Yesterday, the new European Commission president, Ursula Von der Leyen, proposed Hungarian politician László Trócsányi as enlargement commissioner. Given his background, it’s a move that threatens the credibility of the Commission’s role to promote human rights, rule of law, and fundamental values in the European Union and third states.
Trócsányi would lead the European Neighbourhood Policy and Negotiations portfolio, ensuring that countries that are candidates for EU membership, like Serbia, comply with core minimum EU standards for future membership. States that wish to become EU members are expected to fulfil the Copenhagen criteria, which include having functioning democratic institutions and respect for the rule of law and human rights.
In her “mission” letter to Trócsányi, Von der Leyen urged him to focus “…on the rule of law, the fight against corruption, and the role of an independent media and civil society.”
Trócsányi’s track record makes him completely unsuitable for the task.
As justice minister between 2014 and 2018, Trócsányi was a key architect in eroding rule of law and democratic institutions in Hungary.
Under his leadership, the ministry tried to introduce a new administrative court system under executive control to make it easier to dismiss legal challenges against right to asylum, free assembly, voting, and police complaints. Trócsányi was also a champion of the law that criminalized assistance to asylum seekers and migrants. Similarly, he had a hand in the legal provisions which ended up chasing Central European University out of Hungary.

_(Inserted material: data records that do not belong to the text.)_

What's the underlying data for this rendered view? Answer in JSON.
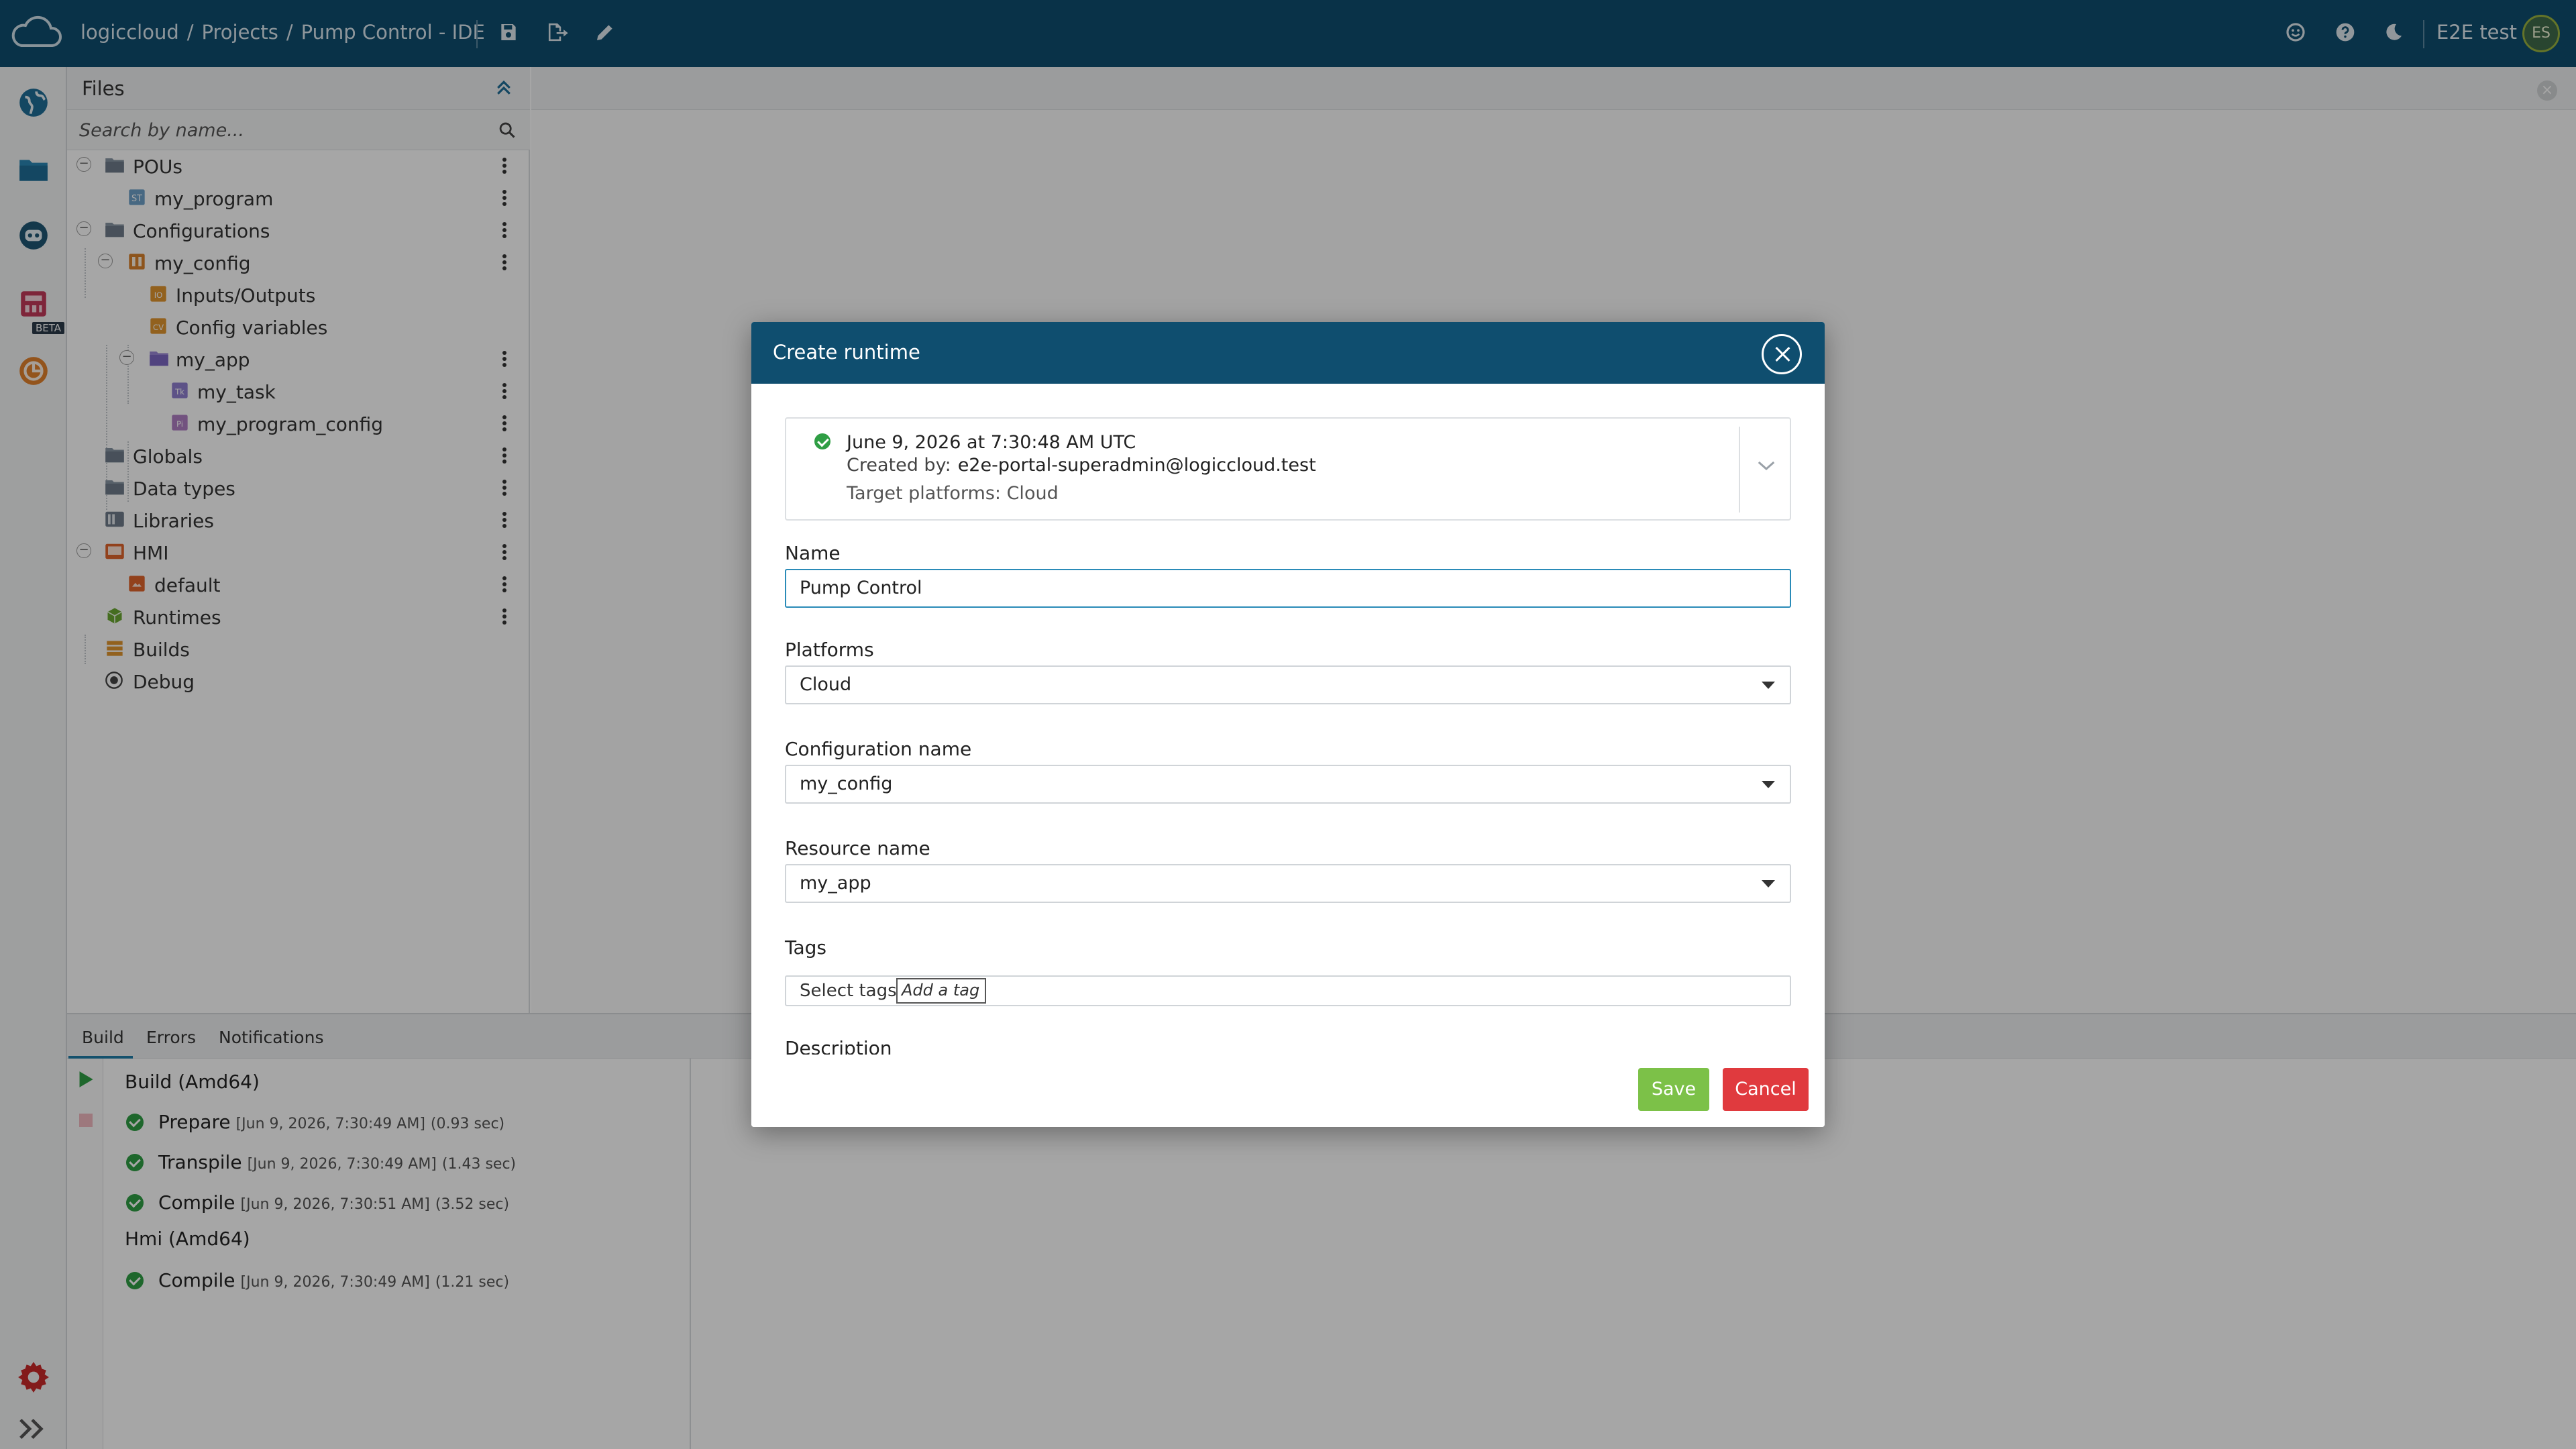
{
  "header": {
    "breadcrumbs": [
      "logiccloud",
      "Projects",
      "Pump Control - IDE"
    ],
    "user_name": "E2E test",
    "avatar_initials": "ES",
    "brand_color": "#0f4e6f",
    "icons": [
      "cloud-logo-icon",
      "save-icon",
      "export-icon",
      "edit-icon",
      "smiley-icon",
      "help-icon",
      "moon-icon"
    ]
  },
  "rail": {
    "items": [
      "globe-icon",
      "folder-icon",
      "robot-icon",
      "plc-device-icon",
      "runtime-badge-icon"
    ],
    "beta_label": "BETA",
    "bottom": [
      "settings-gear-icon",
      "expand-rail-icon"
    ]
  },
  "files": {
    "title": "Files",
    "search_placeholder": "Search by name...",
    "tree": [
      {
        "label": "POUs"
      },
      {
        "label": "my_program"
      },
      {
        "label": "Configurations"
      },
      {
        "label": "my_config"
      },
      {
        "label": "Inputs/Outputs"
      },
      {
        "label": "Config variables"
      },
      {
        "label": "my_app"
      },
      {
        "label": "my_task"
      },
      {
        "label": "my_program_config"
      },
      {
        "label": "Globals"
      },
      {
        "label": "Data types"
      },
      {
        "label": "Libraries"
      },
      {
        "label": "HMI"
      },
      {
        "label": "default"
      },
      {
        "label": "Runtimes"
      },
      {
        "label": "Builds"
      },
      {
        "label": "Debug"
      }
    ]
  },
  "bottom_panel": {
    "tabs": [
      "Build",
      "Errors",
      "Notifications"
    ],
    "active_tab": "Build",
    "groups": [
      {
        "title": "Build (Amd64)",
        "steps": [
          {
            "name": "Prepare",
            "time": "[Jun 9, 2026, 7:30:49 AM]",
            "duration": "(0.93 sec)"
          },
          {
            "name": "Transpile",
            "time": "[Jun 9, 2026, 7:30:49 AM]",
            "duration": "(1.43 sec)"
          },
          {
            "name": "Compile",
            "time": "[Jun 9, 2026, 7:30:51 AM]",
            "duration": "(3.52 sec)"
          }
        ]
      },
      {
        "title": "Hmi (Amd64)",
        "steps": [
          {
            "name": "Compile",
            "time": "[Jun 9, 2026, 7:30:49 AM]",
            "duration": "(1.21 sec)"
          }
        ]
      }
    ]
  },
  "dialog": {
    "title": "Create runtime",
    "version": {
      "date": "June 9, 2026 at 7:30:48 AM UTC",
      "created_by_label": "Created by:",
      "created_by": "e2e-portal-superadmin@logiccloud.test",
      "target_platforms": "Target platforms: Cloud"
    },
    "fields": {
      "name_label": "Name",
      "name_value": "Pump Control",
      "platforms_label": "Platforms",
      "platforms_value": "Cloud",
      "config_label": "Configuration name",
      "config_value": "my_config",
      "resource_label": "Resource name",
      "resource_value": "my_app",
      "tags_label": "Tags",
      "tags_select": "Select tags",
      "tags_add_placeholder": "Add a tag",
      "description_label": "Description"
    },
    "save_label": "Save",
    "cancel_label": "Cancel",
    "colors": {
      "save": "#7cc148",
      "cancel": "#e03a3e",
      "focus": "#2a8bb8"
    }
  }
}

During Trócsányi’s tenure, the outgoing European Commission challenged several of the controversial legal measures for being in violation of EU rules, launched legal action against Hungary, and brought the country to the Court of Justice of the European Union. The erosion of the rule of law that he helped oversee ultimately led the European Parliament in September 2018 triggering Article 7 proceedings – a political sanctions mechanism – against Hungary for breaching EU rule of law standards.
If Hungary applied today, it likely wouldn’t meet the basic human rights and rule of law criteria for EU membership.
Giving Trócsányi responsibility for enlargement would mean he oversees the monitoring and enforcing of human rights and rule of law standards in EU candidate countries – standards he helped undermine as a minister.
The European Parliament should do its duty and stand up for basic rule of law and fundamental rights, examine his record closely, and vote to block his appointment.